Over at ThinkProgress, Judd Legum catches Bill Frist in a bit of a bind. Frist, you will recall, wants to take away the Democrat’s ability to filibuster Bush’s judicial nominees—because it’s “unfair” or “unconstitutional” or some nonsense of the sort. But as it happens, Frist himself voted to uphold a filibuster of one of Bill Clinton’s nominees, Richard Paez, in 2000. When asked about this by another senator this morning, Frist said:
The president, the um, in response, uh, the Paez nomination – we’ll come back and discuss this further. … Actually I’d like to, and it really brings to what I believe – a point – and it really brings to, oddly, a point, what is the issue. The issue is we have leadership-led partisan filibusters that have, um, obstructed, not one nominee, but two, three, four, five, six, seven, eight, nine, ten, in a routine way.
Um, um, um. One filibuster is okay and perfectly constitutional but not two or three or four? That’s quite the standard.
At any rate, for a truly confused look at the filibuster issue, see the editors of the National Review this morning.
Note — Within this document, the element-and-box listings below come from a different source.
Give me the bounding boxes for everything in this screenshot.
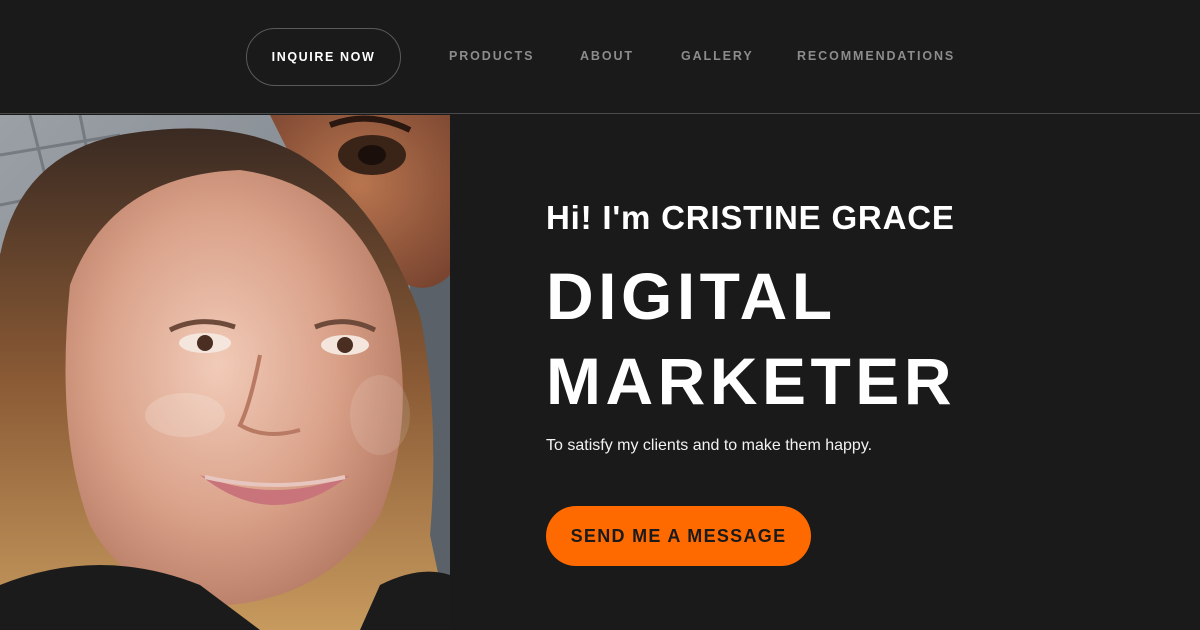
hero-tagline: To satisfy my clients and to make them h… [546,437,873,454]
hero-title-line-2: MARKETER [546,344,956,418]
nav-link-about[interactable]: ABOUT [580,49,634,63]
hero-greeting: Hi! I'm CRISTINE GRACE [546,199,955,236]
hero-title-line-1: DIGITAL [546,259,837,333]
nav-link-recommendations[interactable]: RECOMMENDATIONS [797,49,955,63]
profile-photo [0,115,450,630]
nav-link-gallery[interactable]: GALLERY [681,49,754,63]
site-header: INQUIRE NOW PRODUCTS ABOUT GALLERY RECOM… [0,0,1200,114]
send-message-button[interactable]: SEND ME A MESSAGE [546,506,811,566]
nav-link-products[interactable]: PRODUCTS [449,49,534,63]
inquire-now-button[interactable]: INQUIRE NOW [246,28,401,86]
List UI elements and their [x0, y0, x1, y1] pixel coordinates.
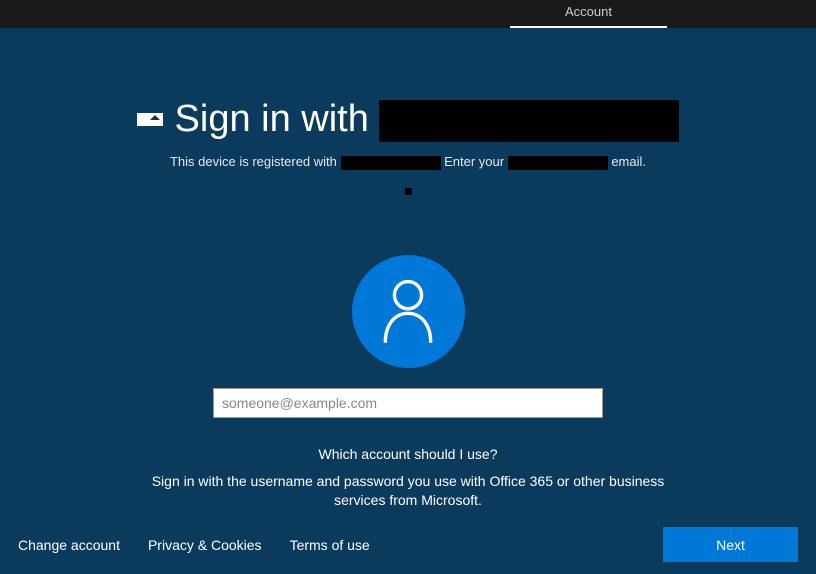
footer-links: Change account Privacy & Cookies Terms o… — [18, 537, 370, 553]
redacted-org-name — [379, 100, 679, 142]
tab-account[interactable]: Account — [510, 0, 667, 28]
page-title: Sign in with — [175, 98, 680, 142]
terms-link[interactable]: Terms of use — [290, 537, 370, 553]
privacy-link[interactable]: Privacy & Cookies — [148, 537, 262, 553]
redacted-dot — [0, 170, 816, 200]
subtitle-prefix: This device is registered with — [170, 154, 337, 169]
avatar — [352, 255, 465, 368]
redacted-org-small — [341, 156, 441, 170]
hint-text-2: Sign in with the username and password y… — [0, 472, 816, 511]
next-button[interactable]: Next — [663, 527, 798, 562]
top-bar: Account — [0, 0, 816, 28]
page-subtitle: This device is registered with Enter you… — [0, 154, 816, 170]
hint-text: Which account should I use? — [0, 446, 816, 462]
org-icon — [137, 113, 163, 126]
page-title-row: Sign in with — [0, 98, 816, 142]
redacted-domain-small — [508, 156, 608, 170]
footer: Change account Privacy & Cookies Terms o… — [0, 527, 816, 562]
person-icon — [379, 277, 437, 345]
email-field[interactable] — [213, 388, 603, 418]
main-panel: Sign in with This device is registered w… — [0, 28, 816, 511]
subtitle-suffix: email. — [608, 154, 646, 169]
change-account-link[interactable]: Change account — [18, 537, 120, 553]
subtitle-mid: Enter your — [441, 154, 508, 169]
title-prefix: Sign in with — [175, 98, 369, 140]
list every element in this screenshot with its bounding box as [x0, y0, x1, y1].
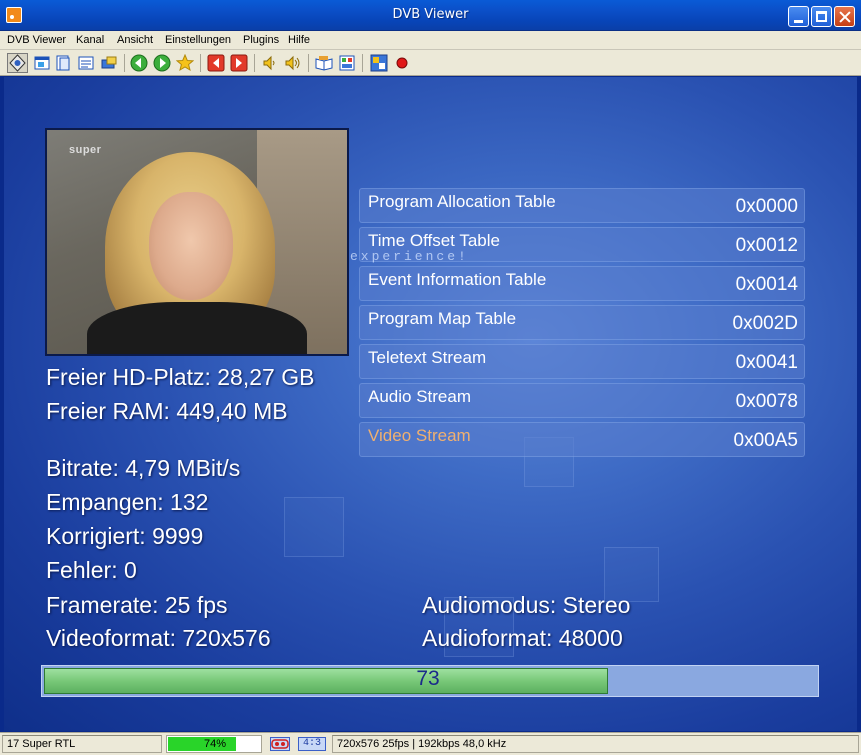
pid-name: Program Allocation Table — [368, 192, 556, 211]
status-stream-info: 720x576 25fps | 192kbps 48,0 kHz — [332, 735, 859, 753]
menu-dvb-viewer[interactable]: DVB Viewer — [7, 34, 66, 46]
favorites-icon[interactable] — [175, 53, 195, 72]
pid-name: Time Offset Table — [368, 231, 500, 250]
osd-icon[interactable] — [7, 53, 28, 73]
title-bar: DVB Viewer — [0, 0, 861, 31]
status-channel: 17 Super RTL — [2, 735, 162, 753]
prev-channel-icon[interactable] — [207, 54, 225, 72]
experience-watermark: experience! — [350, 249, 469, 264]
epg-icon[interactable] — [54, 54, 72, 72]
framerate: Framerate: 25 fps — [46, 592, 228, 618]
menu-ansicht[interactable]: Ansicht — [117, 34, 153, 46]
status-progress-label: 74% — [203, 738, 227, 750]
signal-strength-label: 73 — [416, 667, 440, 690]
minimize-icon — [794, 20, 803, 23]
pid-value: 0x00A5 — [733, 430, 798, 451]
video-preview: super — [45, 128, 349, 356]
aspect-ratio-badge[interactable]: 4:3 — [298, 737, 326, 751]
video-person-face — [149, 192, 233, 300]
volume-up-icon[interactable] — [284, 54, 302, 72]
free-ram: Freier RAM: 449,40 MB — [46, 398, 288, 424]
picture-settings-icon[interactable] — [338, 54, 356, 72]
signal-strength-bar: 73 — [41, 665, 819, 697]
pid-row-eit[interactable]: Event Information Table 0x0014 — [359, 266, 805, 301]
pid-name: Program Map Table — [368, 309, 517, 328]
toolbar-separator — [362, 54, 363, 72]
background-decoration — [284, 497, 344, 557]
pid-row-video[interactable]: Video Stream 0x00A5 — [359, 422, 805, 457]
channel-logo: super — [69, 144, 102, 156]
maximize-button[interactable] — [811, 6, 832, 27]
record-status-icon[interactable] — [270, 737, 290, 751]
osd-info-screen: super Freier HD-Platz: 28,27 GB Freier R… — [4, 77, 857, 731]
close-button[interactable] — [834, 6, 855, 27]
pid-name: Audio Stream — [368, 387, 471, 406]
error-count: Fehler: 0 — [46, 557, 137, 583]
forward-icon[interactable] — [153, 54, 171, 72]
toolbar-separator — [308, 54, 309, 72]
pid-name: Video Stream — [368, 426, 471, 445]
pid-value: 0x0014 — [735, 274, 798, 295]
pid-name: Event Information Table — [368, 270, 547, 289]
pid-row-teletext[interactable]: Teletext Stream 0x0041 — [359, 344, 805, 379]
volume-down-icon[interactable] — [261, 54, 279, 72]
toolbar-separator — [254, 54, 255, 72]
window-icon[interactable] — [33, 54, 51, 72]
next-channel-icon[interactable] — [230, 54, 248, 72]
audio-format: Audioformat: 48000 — [422, 625, 623, 651]
recorder-icon[interactable] — [100, 54, 118, 72]
pid-value: 0x002D — [732, 313, 799, 334]
video-person-body — [87, 302, 307, 354]
menu-hilfe[interactable]: Hilfe — [288, 34, 310, 46]
pid-row-audio[interactable]: Audio Stream 0x0078 — [359, 383, 805, 418]
pid-value: 0x0078 — [735, 391, 798, 412]
toolbar-separator — [124, 54, 125, 72]
pid-row-pat[interactable]: Program Allocation Table 0x0000 — [359, 188, 805, 223]
menu-plugins[interactable]: Plugins — [243, 34, 279, 46]
bitrate: Bitrate: 4,79 MBit/s — [46, 455, 241, 481]
corrected-errors: Korrigiert: 9999 — [46, 523, 204, 549]
video-format: Videoformat: 720x576 — [46, 625, 271, 651]
pid-value: 0x0000 — [735, 196, 798, 217]
pid-name: Teletext Stream — [368, 348, 487, 367]
menu-bar: DVB Viewer Kanal Ansicht Einstellungen P… — [0, 31, 861, 50]
menu-kanal[interactable]: Kanal — [76, 34, 104, 46]
free-hd-space: Freier HD-Platz: 28,27 GB — [46, 364, 315, 390]
menu-einstellungen[interactable]: Einstellungen — [165, 34, 231, 46]
maximize-icon — [816, 11, 827, 22]
pid-value: 0x0041 — [735, 352, 798, 373]
status-progress: 74% — [166, 735, 262, 753]
received-packets: Empangen: 132 — [46, 489, 209, 515]
guide-book-icon[interactable] — [315, 54, 333, 72]
minimize-button[interactable] — [788, 6, 809, 27]
audio-mode: Audiomodus: Stereo — [422, 592, 631, 618]
toolbar-separator — [200, 54, 201, 72]
options-icon[interactable] — [370, 54, 388, 72]
toolbar — [0, 50, 861, 76]
pid-value: 0x0012 — [735, 235, 798, 256]
status-bar: 17 Super RTL 74% 4:3 720x576 25fps | 192… — [0, 732, 861, 755]
back-icon[interactable] — [130, 54, 148, 72]
pid-row-pmt[interactable]: Program Map Table 0x002D — [359, 305, 805, 340]
teletext-icon[interactable] — [77, 54, 95, 72]
window-title: DVB Viewer — [392, 7, 469, 22]
record-icon[interactable] — [393, 54, 411, 72]
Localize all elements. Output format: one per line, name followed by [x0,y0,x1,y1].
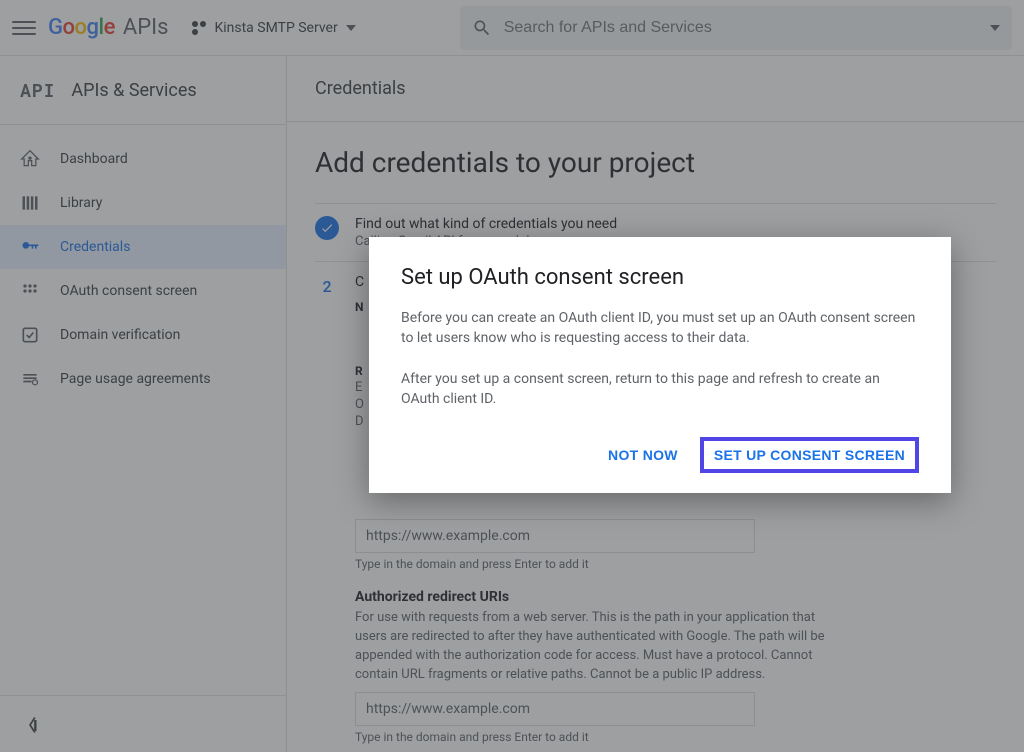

To be honest, I can’t even tell what they’re saying. Something like: “The filibuster is constitutional, true… but that doesn’t mean it’s constitutionally required, see?… but then it’s also true that the constitution doesn’t require judges to be confirmed along a majority vote, either… but Democrats are bad… but aaahhhh! nuclear option good!” Um, okay. The basic issue, though, is clear: Frist is trying to break Senate rules so that Democrats can’t use against Bush’s nominees the very maneuver he himself once used against Clinton’s nominees. Law and order means nothing.